One step forward, two steps back.

Thu Oct 18, 2007 by Geoff N. Hiten in low-availability

We sometimes do things as DBAs that are self defeating, especially regarding high availability. We can get so focused on the One True Thing™ that will solve all of our problems that we don't realize that the way we implement something can end up costing us all the benefit. Clustering is often seen as the complete solution to availability. Unfortunately, clustering adds complexity to the system which can then impact stability. The way we remove that uncertainty is to use high quality hardware that is tested and approved for clustering. We have the Windows Catalog for Clustering (formerly the Hardware Compatibility List) that tells us that our proposed solution will work. When we stray from this list, we are courting disaster. Most of the failures I have seen in the past can be attributed to NOT following the guidelines on recommended hardware. I have two items in particular that stick out as Low Availability solutions.

The first Low Availability technique I want to talk about is clustering blade servers. Let's look at what clustering does for us. Clustering's primary benefit is an immediate hot-standby server to protect us from hardware failure. Clustering will do nothing to stop or recover from a "DROP DATABASE Payroll" command. Blades, on the other hand, exist to reduce data center cost by consolidating hardware. Blades share various components depending on the manufacturer. Power supplies are almost always shared in a blade chassis. Some chassis share network switches, KVM connections, or even centrally stored boot images. These common connections are common points of failure. Some failures will take out all blades in a chassis. Some central configuration changes can drop a chassis offline. Common failure points reduce the benefit of a cluster, sometimes below the availability a stand-alone server can offer.

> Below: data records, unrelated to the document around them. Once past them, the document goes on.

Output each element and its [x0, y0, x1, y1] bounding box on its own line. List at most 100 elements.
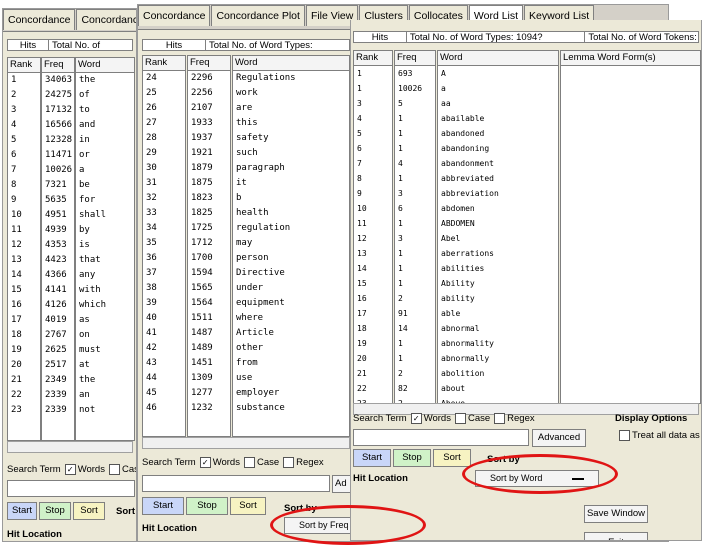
- list-cell[interactable]: 2517: [45, 358, 74, 373]
- list-cell[interactable]: 2: [398, 291, 435, 306]
- list-cell[interactable]: 1487: [191, 326, 230, 341]
- list-cell[interactable]: 2107: [191, 101, 230, 116]
- list-cell[interactable]: at: [79, 358, 134, 373]
- list-cell[interactable]: 1921: [191, 146, 230, 161]
- list-cell[interactable]: 13: [11, 253, 40, 268]
- case-checkbox[interactable]: [108, 464, 120, 475]
- list-cell[interactable]: 44: [146, 371, 185, 386]
- list-cell[interactable]: 10: [357, 201, 392, 216]
- list-cell[interactable]: health: [236, 206, 349, 221]
- list-cell[interactable]: Regulations: [236, 71, 349, 86]
- list-cell[interactable]: Directive: [236, 266, 349, 281]
- list-cell[interactable]: on: [79, 328, 134, 343]
- regex-checkbox[interactable]: [283, 457, 295, 468]
- list-cell[interactable]: 4141: [45, 283, 74, 298]
- search-input[interactable]: [353, 429, 529, 446]
- list-cell[interactable]: 12328: [45, 133, 74, 148]
- freq-header[interactable]: Freq: [395, 51, 435, 66]
- list-cell[interactable]: abbreviation: [441, 186, 558, 201]
- list-cell[interactable]: abnormally: [441, 351, 558, 366]
- search-input[interactable]: [142, 475, 330, 492]
- list-cell[interactable]: 14: [357, 261, 392, 276]
- list-cell[interactable]: abandonment: [441, 156, 558, 171]
- list-cell[interactable]: Abel: [441, 231, 558, 246]
- list-cell[interactable]: 1: [398, 141, 435, 156]
- list-cell[interactable]: 7: [11, 163, 40, 178]
- freq-column[interactable]: Freq 34063 24275 17132 16566 12328 11471 10026…: [41, 57, 75, 441]
- list-cell[interactable]: 20: [11, 358, 40, 373]
- list-cell[interactable]: 1: [398, 261, 435, 276]
- list-cell[interactable]: 12: [11, 238, 40, 253]
- list-cell[interactable]: 1: [357, 81, 392, 96]
- list-cell[interactable]: 21: [357, 366, 392, 381]
- list-cell[interactable]: this: [236, 116, 349, 131]
- list-cell[interactable]: 10026: [45, 163, 74, 178]
- list-cell[interactable]: and: [79, 118, 134, 133]
- words-checkbox[interactable]: ✓: [199, 457, 211, 468]
- list-cell[interactable]: 19: [357, 336, 392, 351]
- list-cell[interactable]: 1712: [191, 236, 230, 251]
- list-cell[interactable]: 1: [398, 216, 435, 231]
- start-button[interactable]: Start: [142, 497, 184, 515]
- lemma-header[interactable]: Lemma Word Form(s): [561, 51, 700, 66]
- list-cell[interactable]: 33: [146, 206, 185, 221]
- list-cell[interactable]: 1489: [191, 341, 230, 356]
- list-cell[interactable]: 16: [11, 298, 40, 313]
- list-cell[interactable]: 2296: [191, 71, 230, 86]
- list-cell[interactable]: 43: [146, 356, 185, 371]
- list-cell[interactable]: which: [79, 298, 134, 313]
- list-cell[interactable]: 4423: [45, 253, 74, 268]
- list-cell[interactable]: 6: [398, 201, 435, 216]
- list-cell[interactable]: 1825: [191, 206, 230, 221]
- list-cell[interactable]: 15: [357, 276, 392, 291]
- list-cell[interactable]: may: [236, 236, 349, 251]
- list-cell[interactable]: abandoning: [441, 141, 558, 156]
- list-cell[interactable]: is: [79, 238, 134, 253]
- list-cell[interactable]: work: [236, 86, 349, 101]
- list-cell[interactable]: 6: [357, 141, 392, 156]
- list-cell[interactable]: 34063: [45, 73, 74, 88]
- list-cell[interactable]: the: [79, 373, 134, 388]
- start-button[interactable]: Start: [353, 449, 391, 467]
- stop-button[interactable]: Stop: [39, 502, 71, 520]
- words-checkbox[interactable]: ✓: [410, 413, 422, 424]
- list-cell[interactable]: 42: [146, 341, 185, 356]
- rank-header[interactable]: Rank: [8, 58, 40, 73]
- list-cell[interactable]: 4126: [45, 298, 74, 313]
- regex-checkbox[interactable]: [494, 413, 506, 424]
- list-cell[interactable]: of: [79, 88, 134, 103]
- list-cell[interactable]: 2625: [45, 343, 74, 358]
- freq-header[interactable]: Freq: [188, 56, 230, 71]
- list-cell[interactable]: a: [441, 81, 558, 96]
- list-cell[interactable]: 2767: [45, 328, 74, 343]
- list-cell[interactable]: 1879: [191, 161, 230, 176]
- tab-concordance[interactable]: Concordance: [138, 5, 211, 26]
- rank-header[interactable]: Rank: [354, 51, 392, 66]
- list-cell[interactable]: 17: [357, 306, 392, 321]
- list-cell[interactable]: 1: [398, 336, 435, 351]
- rank-column[interactable]: Rank 1 2 3 4 5 6 7 8 9 10 11 12 13 14 15 16 17 18 19 20 21 22…: [7, 57, 41, 441]
- sort-button[interactable]: Sort: [230, 497, 266, 515]
- list-cell[interactable]: 7: [357, 156, 392, 171]
- list-cell[interactable]: 17132: [45, 103, 74, 118]
- list-cell[interactable]: 41: [146, 326, 185, 341]
- advanced-button[interactable]: Ad: [332, 475, 352, 493]
- list-cell[interactable]: regulation: [236, 221, 349, 236]
- list-cell[interactable]: 4366: [45, 268, 74, 283]
- word-column[interactable]: Word Regulations work are this safety such par…: [232, 55, 350, 437]
- list-cell[interactable]: 37: [146, 266, 185, 281]
- list-cell[interactable]: 28: [146, 131, 185, 146]
- list-cell[interactable]: shall: [79, 208, 134, 223]
- list-cell[interactable]: use: [236, 371, 349, 386]
- list-cell[interactable]: 9: [11, 193, 40, 208]
- list-cell[interactable]: 22: [357, 381, 392, 396]
- list-cell[interactable]: 35: [146, 236, 185, 251]
- list-cell[interactable]: 9: [357, 186, 392, 201]
- list-cell[interactable]: substance: [236, 401, 349, 416]
- list-cell[interactable]: abdomen: [441, 201, 558, 216]
- list-cell[interactable]: 36: [146, 251, 185, 266]
- start-button[interactable]: Start: [7, 502, 37, 520]
- list-cell[interactable]: an: [79, 388, 134, 403]
- rank-column[interactable]: Rank 24 25 26 27 28 29 30 31 32 33 34 35 36 37 38 39 40 4…: [142, 55, 186, 437]
- freq-header[interactable]: Freq: [42, 58, 74, 73]
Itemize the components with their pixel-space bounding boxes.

The second Low Availability hardware component for SQL Server is iSCSI. Right now, there is limited support for iSCSI and SQL, but even Microsoft cautions that iSCSI is not typically a high-performance solution (http://support.microsoft.com/kb/833770). Every single cluster I have been involved with that used iSCSI has had performance and stability issues. Every. Single. One. The stability issues are a result of the low-performance. Sometimes, I/O latency on the device means the Quorum drive becomes unresponsive. Nothing good happens after that. I know iSCSI is a cheap way to buy a multi-connected storage device, but "cheap" and "Highly Available" just don't go together. Sometimes the best you can do is to get a good stand-alone server and leave clustering until you can get a system that solves more availability issues than it creates.